Ben Bernanke has been “littering” all over the globe for years. Quite a few countries have had to clean up after his scattering of "trash.” Bernanke acknowledged that he has been littering outside of US borders in a speech in Tokyo on Saturday (Link). Ben defended his global scattering of bits of paper with this statement:
Assessments of the international impact of (QEIII) should give appropriate weight to their beneficial effects on global growth and stability.
So Ben thinks that US trash is good trash.
Ben did not go to Japan to defend US monetary policy. He traveled around the world to deliver a very specific message. He was very pushy about the need for Emerging Market economies to allow their currencies to appreciate versus the dollar. Ben’s words that will, no doubt, raise some eyebrows in Beijing:
"In some emerging markets, policy makers have chosen to systematically resist currency appreciation as a means of promoting exports and domestic growth"
Ben did not mention a specific country that was abusing its currencies value, but it was clear he was talking about China. The WSJ’s Jon Hilsenrath confirmed that China was the target of Ben’s ire (Link). (Note: It is safe to assume that Jon confirmed this with Ben before putting it in print)
The passage was an apparent shot at authorities in China
So Ben thinks that China’s trash is bad trash.
Is ‘trash’ the consequence of manipulation of an FX rate, or is ‘trash’ left behind when there is manipulation of long-term interest rates? That’s a pretty fine line. Bernanke has crossed it.
There are some developments in China that come into play regarding Bernanke’s very public challenge to the Chinese:
1) The entire government will change hands in a month. No one really knows what will happen. A rise in Chinese nationalism is a likely outcome.
2) The economy is slowing at rate that justifies those who have argued for a hard landing. What does it mean if China is growing at sub – 3%? No one knows the answer to that either. China will not take any steps that would hurt its economy anytime soon as a result. Bernanke's challenge to allow the CNY to float higher fell on deaf ears.

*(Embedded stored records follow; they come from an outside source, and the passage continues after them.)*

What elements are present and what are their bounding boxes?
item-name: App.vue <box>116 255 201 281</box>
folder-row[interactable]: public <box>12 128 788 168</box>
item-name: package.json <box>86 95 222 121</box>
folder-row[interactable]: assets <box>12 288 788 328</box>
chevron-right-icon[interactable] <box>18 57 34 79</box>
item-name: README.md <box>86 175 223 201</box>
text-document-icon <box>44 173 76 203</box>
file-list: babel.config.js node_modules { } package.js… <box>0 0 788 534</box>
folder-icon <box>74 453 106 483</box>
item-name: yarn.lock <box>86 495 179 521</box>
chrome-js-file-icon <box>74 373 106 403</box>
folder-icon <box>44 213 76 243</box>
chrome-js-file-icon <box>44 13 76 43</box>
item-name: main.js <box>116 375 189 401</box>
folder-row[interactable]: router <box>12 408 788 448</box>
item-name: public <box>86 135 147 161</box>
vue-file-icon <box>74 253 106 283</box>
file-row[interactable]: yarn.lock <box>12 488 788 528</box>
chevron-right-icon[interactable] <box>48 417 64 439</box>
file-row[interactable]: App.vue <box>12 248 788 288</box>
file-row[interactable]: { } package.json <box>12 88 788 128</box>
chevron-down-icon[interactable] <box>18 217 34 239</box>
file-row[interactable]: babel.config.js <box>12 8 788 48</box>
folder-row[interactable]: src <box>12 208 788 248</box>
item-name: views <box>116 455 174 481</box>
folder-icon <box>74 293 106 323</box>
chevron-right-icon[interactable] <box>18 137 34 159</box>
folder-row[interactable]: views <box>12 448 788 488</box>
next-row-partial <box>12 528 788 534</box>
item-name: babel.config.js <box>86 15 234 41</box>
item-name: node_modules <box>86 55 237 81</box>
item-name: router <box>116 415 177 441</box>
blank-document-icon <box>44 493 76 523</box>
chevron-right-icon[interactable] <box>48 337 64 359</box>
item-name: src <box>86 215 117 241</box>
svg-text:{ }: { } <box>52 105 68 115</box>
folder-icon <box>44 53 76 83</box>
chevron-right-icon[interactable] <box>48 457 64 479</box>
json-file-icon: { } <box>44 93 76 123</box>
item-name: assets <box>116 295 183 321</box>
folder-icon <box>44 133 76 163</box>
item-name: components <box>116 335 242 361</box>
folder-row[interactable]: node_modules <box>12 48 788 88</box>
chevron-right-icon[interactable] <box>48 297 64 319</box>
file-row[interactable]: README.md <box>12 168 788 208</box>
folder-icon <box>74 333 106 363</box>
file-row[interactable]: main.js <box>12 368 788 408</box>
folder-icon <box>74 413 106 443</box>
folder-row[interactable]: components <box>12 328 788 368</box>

3) The Chinese government recently fostered/sanctioned a domestic uprising against Japan. The result was the destruction of Japanese products and factories. The destruction of property has ended. But the evidence shows there has been long-term damage to trade. China inc. is no longer buying Japan inc.
No one has the slightest idea what the implications of this are. If China can turn its citizens against Japan, they probably can do the same to America.
I can understand how some in China would read Bernanke’s words and get a bit miffed. After all, it is unfair for a manipulator to point fingers at manipulators. I would not be surprised to see an official response from China. A speech, or maybe an editorial would seem likely. Who knows? China could respond with a new tariff on Apple products. Maybe they will just burn down the GM plant.
The timing of Bernanke’s speech is interesting. It could be argued that his monetary saber rattling was occasioned by the IMF confab that was going on, and had nothing to do with domestic politics. Maybe there will be no significant consequences that arise as a result of Ben lighting a match three weeks before the big election. But he lit one; we'll find out soon if there is any dry tinder around.